The Khmer Rouge regime’s prison chief heard charges yesterday that he oversaw the execution of 15,000 people as a Cambodian court resumed the first trial over the “Killing Fields” atrocities.
Former teacher Kaing Guek Eav — better known as Duch — appeared before a UN-backed war crimes tribunal set up to deal with senior members of the 1970s communist movement that killed as many as 2 million people.
Wearing a white striped shirt, the 66-year-old who ran the notorious Tuol Sleng prison greeted judges in the traditional Cambodian manner of putting his hands together and politely answered questions to identify himself.
PHOTO: AFP
“I have already been notified of the charges against me,” Duch told the court. “Before I was arrested by the military court, I was a teacher.”
Duch sat in the dock while a clerk read the order charging him with war crimes, crimes against humanity, premediated murder and torture relating to his time as head of Tuol Sleng, also known as S21.
Judges held administrative hearings last month, but yesterday’s session began the substantive phase of the trial, in which Duch will be able to publicly answer the charges and face the families of victims.

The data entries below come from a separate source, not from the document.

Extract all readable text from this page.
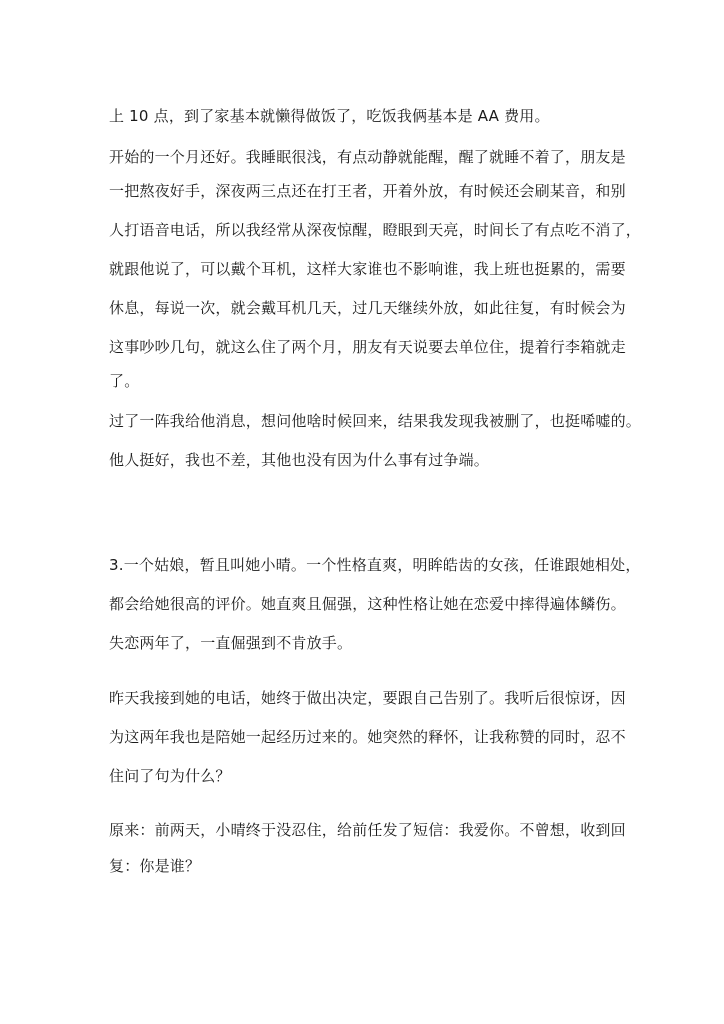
上 10 点，到了家基本就懒得做饭了，吃饭我俩基本是 AA 费用。
开始的一个月还好。我睡眠很浅，有点动静就能醒，醒了就睡不着了，朋友是
一把熬夜好手，深夜两三点还在打王者，开着外放，有时候还会刷某音，和别
人打语音电话，所以我经常从深夜惊醒，瞪眼到天亮，时间长了有点吃不消了，
就跟他说了，可以戴个耳机，这样大家谁也不影响谁，我上班也挺累的，需要
休息，每说一次，就会戴耳机几天，过几天继续外放，如此往复，有时候会为
这事吵吵几句，就这么住了两个月，朋友有天说要去单位住，提着行李箱就走
了。
过了一阵我给他消息，想问他啥时候回来，结果我发现我被删了，也挺唏嘘的。
他人挺好，我也不差，其他也没有因为什么事有过争端。
3.一个姑娘，暂且叫她小晴。一个性格直爽，明眸皓齿的女孩，任谁跟她相处，
都会给她很高的评价。她直爽且倔强，这种性格让她在恋爱中摔得遍体鳞伤。
失恋两年了，一直倔强到不肯放手。
昨天我接到她的电话，她终于做出决定，要跟自己告别了。我听后很惊讶，因
为这两年我也是陪她一起经历过来的。她突然的释怀，让我称赞的同时，忍不
住问了句为什么？
原来：前两天，小晴终于没忍住，给前任发了短信：我爱你。不曾想，收到回
复：你是谁？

“Several witnesses said Duch was feared by everyone at S21. He enforced both the general rules of the [Khmer Rouge] in relation to the security police, as well as strict rules which he devised for the operation of S21,” the clerk said.
“In addition to executing prisoners condemned in advance as traitors, an overriding purpose of S21 was to extract confessions from prisoners in order to uncover further networks as possible traitors,” he said.

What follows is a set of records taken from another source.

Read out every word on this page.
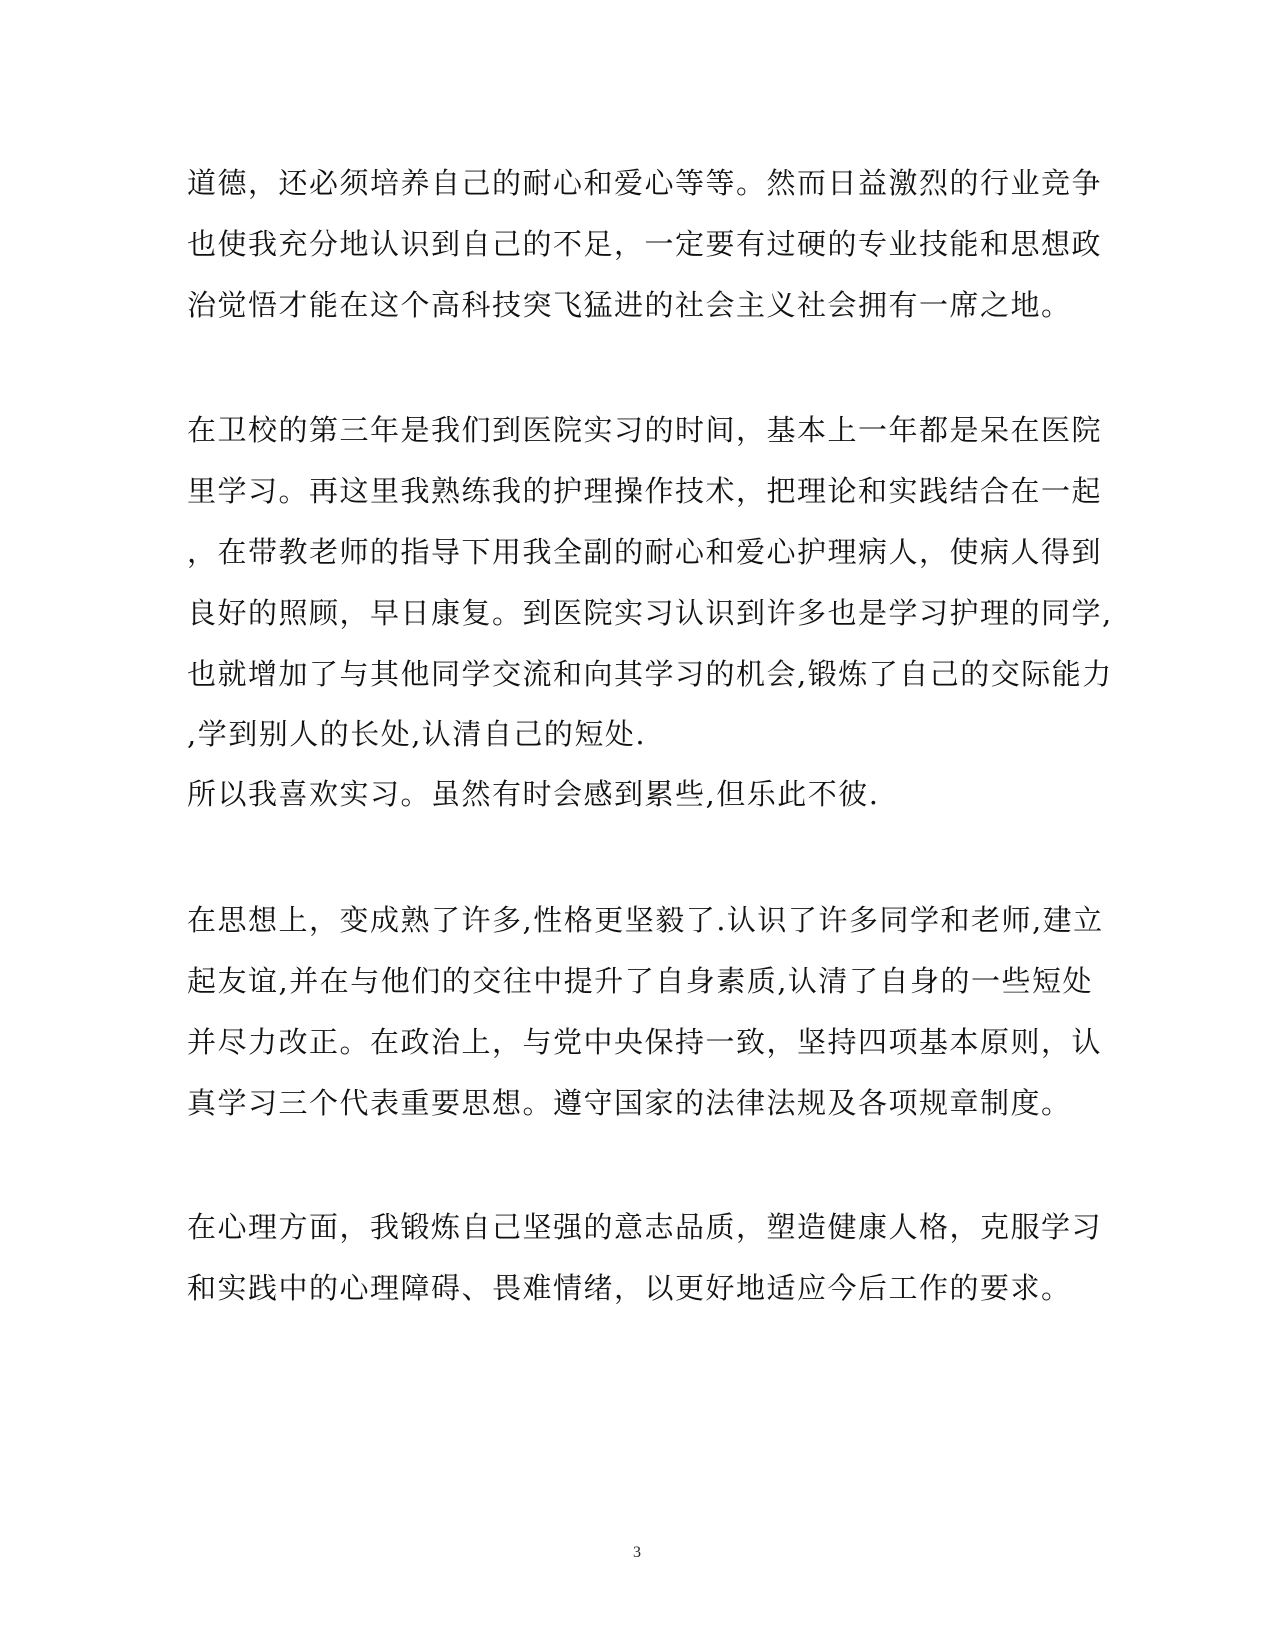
道德，还必须培养自己的耐心和爱心等等。然而日益激烈的行业竞争
也使我充分地认识到自己的不足，一定要有过硬的专业技能和思想政
治觉悟才能在这个高科技突飞猛进的社会主义社会拥有一席之地。
在卫校的第三年是我们到医院实习的时间，基本上一年都是呆在医院
里学习。再这里我熟练我的护理操作技术，把理论和实践结合在一起
，在带教老师的指导下用我全副的耐心和爱心护理病人，使病人得到
良好的照顾，早日康复。到医院实习认识到许多也是学习护理的同学,
也就增加了与其他同学交流和向其学习的机会,锻炼了自己的交际能力
,学到别人的长处,认清自己的短处.
所以我喜欢实习。虽然有时会感到累些,但乐此不彼.
在思想上，变成熟了许多,性格更坚毅了.认识了许多同学和老师,建立
起友谊,并在与他们的交往中提升了自身素质,认清了自身的一些短处
并尽力改正。在政治上，与党中央保持一致，坚持四项基本原则，认
真学习三个代表重要思想。遵守国家的法律法规及各项规章制度。
在心理方面，我锻炼自己坚强的意志品质，塑造健康人格，克服学习
和实践中的心理障碍、畏难情绪，以更好地适应今后工作的要求。
3
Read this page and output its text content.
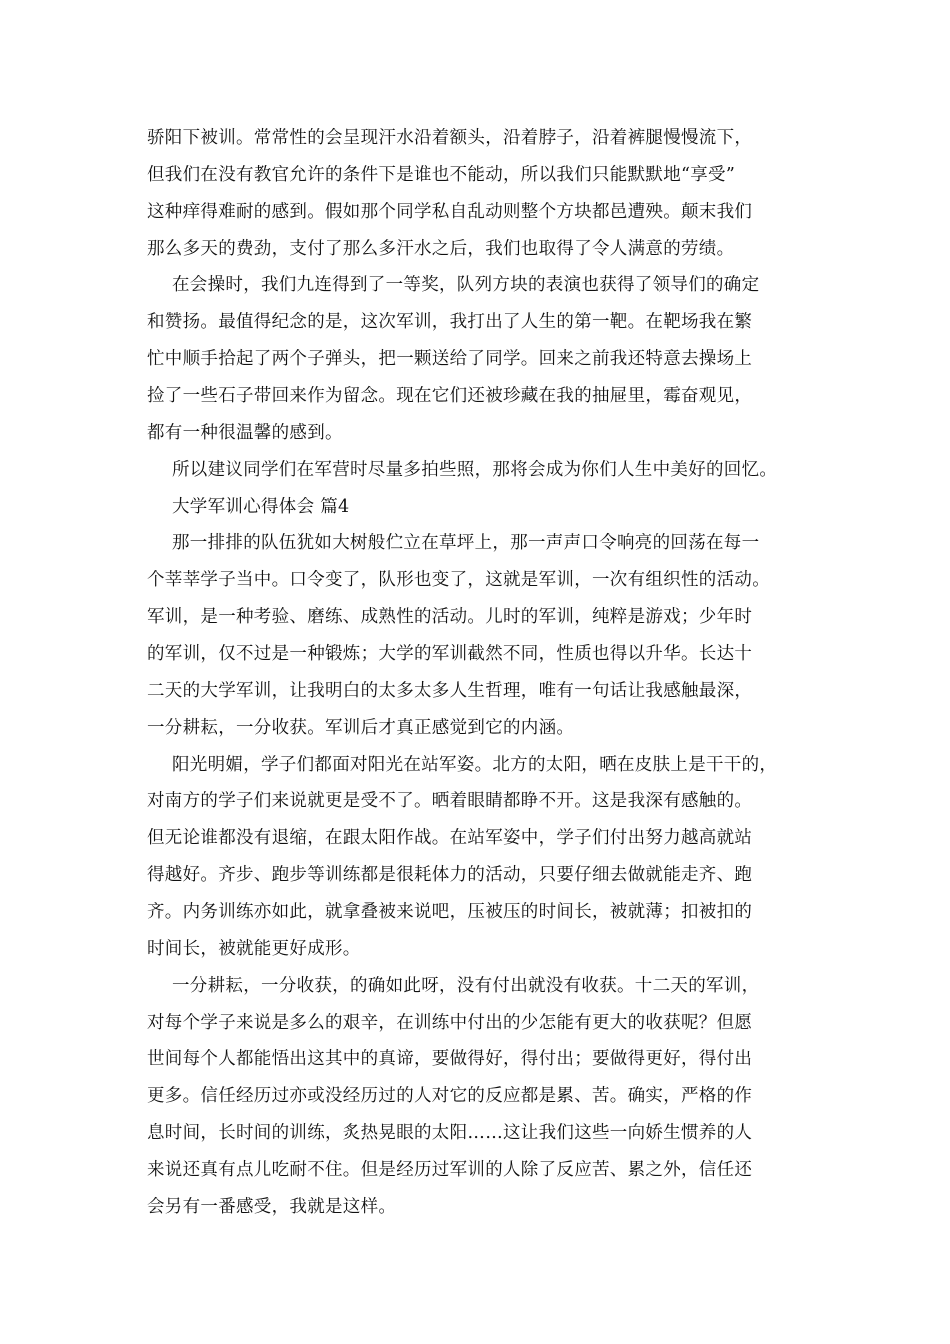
骄阳下被训。常常性的会呈现汗水沿着额头，沿着脖子，沿着裤腿慢慢流下，
但我们在没有教官允许的条件下是谁也不能动，所以我们只能默默地“享受”
这种痒得难耐的感到。假如那个同学私自乱动则整个方块都邑遭殃。颠末我们
那么多天的费劲，支付了那么多汗水之后，我们也取得了令人满意的劳绩。
在会操时，我们九连得到了一等奖，队列方块的表演也获得了领导们的确定
和赞扬。最值得纪念的是，这次军训，我打出了人生的第一靶。在靶场我在繁
忙中顺手拾起了两个子弹头，把一颗送给了同学。回来之前我还特意去操场上
捡了一些石子带回来作为留念。现在它们还被珍藏在我的抽屉里，霉奋观见，
都有一种很温馨的感到。
所以建议同学们在军营时尽量多拍些照，那将会成为你们人生中美好的回忆。
大学军训心得体会 篇4
那一排排的队伍犹如大树般伫立在草坪上，那一声声口令响亮的回荡在每一
个莘莘学子当中。口令变了，队形也变了，这就是军训，一次有组织性的活动。
军训，是一种考验、磨练、成熟性的活动。儿时的军训，纯粹是游戏；少年时
的军训，仅不过是一种锻炼；大学的军训截然不同，性质也得以升华。长达十
二天的大学军训，让我明白的太多太多人生哲理，唯有一句话让我感触最深，
一分耕耘，一分收获。军训后才真正感觉到它的内涵。
阳光明媚，学子们都面对阳光在站军姿。北方的太阳，晒在皮肤上是干干的，
对南方的学子们来说就更是受不了。晒着眼睛都睁不开。这是我深有感触的。
但无论谁都没有退缩，在跟太阳作战。在站军姿中，学子们付出努力越高就站
得越好。齐步、跑步等训练都是很耗体力的活动，只要仔细去做就能走齐、跑
齐。内务训练亦如此，就拿叠被来说吧，压被压的时间长，被就薄；扣被扣的
时间长，被就能更好成形。
一分耕耘，一分收获，的确如此呀，没有付出就没有收获。十二天的军训，
对每个学子来说是多么的艰辛，在训练中付出的少怎能有更大的收获呢？但愿
世间每个人都能悟出这其中的真谛，要做得好，得付出；要做得更好，得付出
更多。信任经历过亦或没经历过的人对它的反应都是累、苦。确实，严格的作
息时间，长时间的训练，炙热晃眼的太阳……这让我们这些一向娇生惯养的人
来说还真有点儿吃耐不住。但是经历过军训的人除了反应苦、累之外，信任还
会另有一番感受，我就是这样。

The clerk said Duch permitted his staff to use torture techniques including beatings, electrocutions, placing plastic bags over prisoners’ heads or pouring water into their noses.
The bespectacled Duch sat with the court’s red-robed judges, lawyers and witnesses behind a massive bulletproof screen to prevent possible revenge attacks.
Duch denies personally torturing or executing prisoners, although he has consistently accepted responsibility for the atrocities at Tuol Sleng.
He faces a maximum term of life in prison by the tribunal, which does not have the power to impose the death penalty. Prosecutors and defense lawyers were later to make opening statements for the trial, which is expected to last several months. Duch is expected to apologize later this week, when he will be allowed to address the court.
“It’s certain that he will use the opportunity given to him to speak to the judges, to the victims and, beyond that, with the Cambodian population,” Duch’s French lawyer Francois Roux said.
Many Cambodians believe the controversial tribunal, established in 2006 after nearly a decade of negotiations between Cambodia and the UN , is the last chance to find justice for the Khmer Rouge’s crimes.
The joint trial of four other leaders of the 1975 to 1979 regime is set to start later this year after Duch’s trial is completed, although no date has yet been set.
Tuol Sleng was at the heart of the Khmer Rouge’s security apparatus and thousands of inmates were taken from there during Duch’s tenure for execution at nearby Choeung Ek, an orchard now known as the “Killing Fields.”
Many were allegedly forced to confess that they were spies for the CIA, the KGB or for Vietnam.
Led by Pol Pot, the Khmer Rouge was responsible for one of the worst horrors of the 20th century, wiping out nearly a quarter of the population.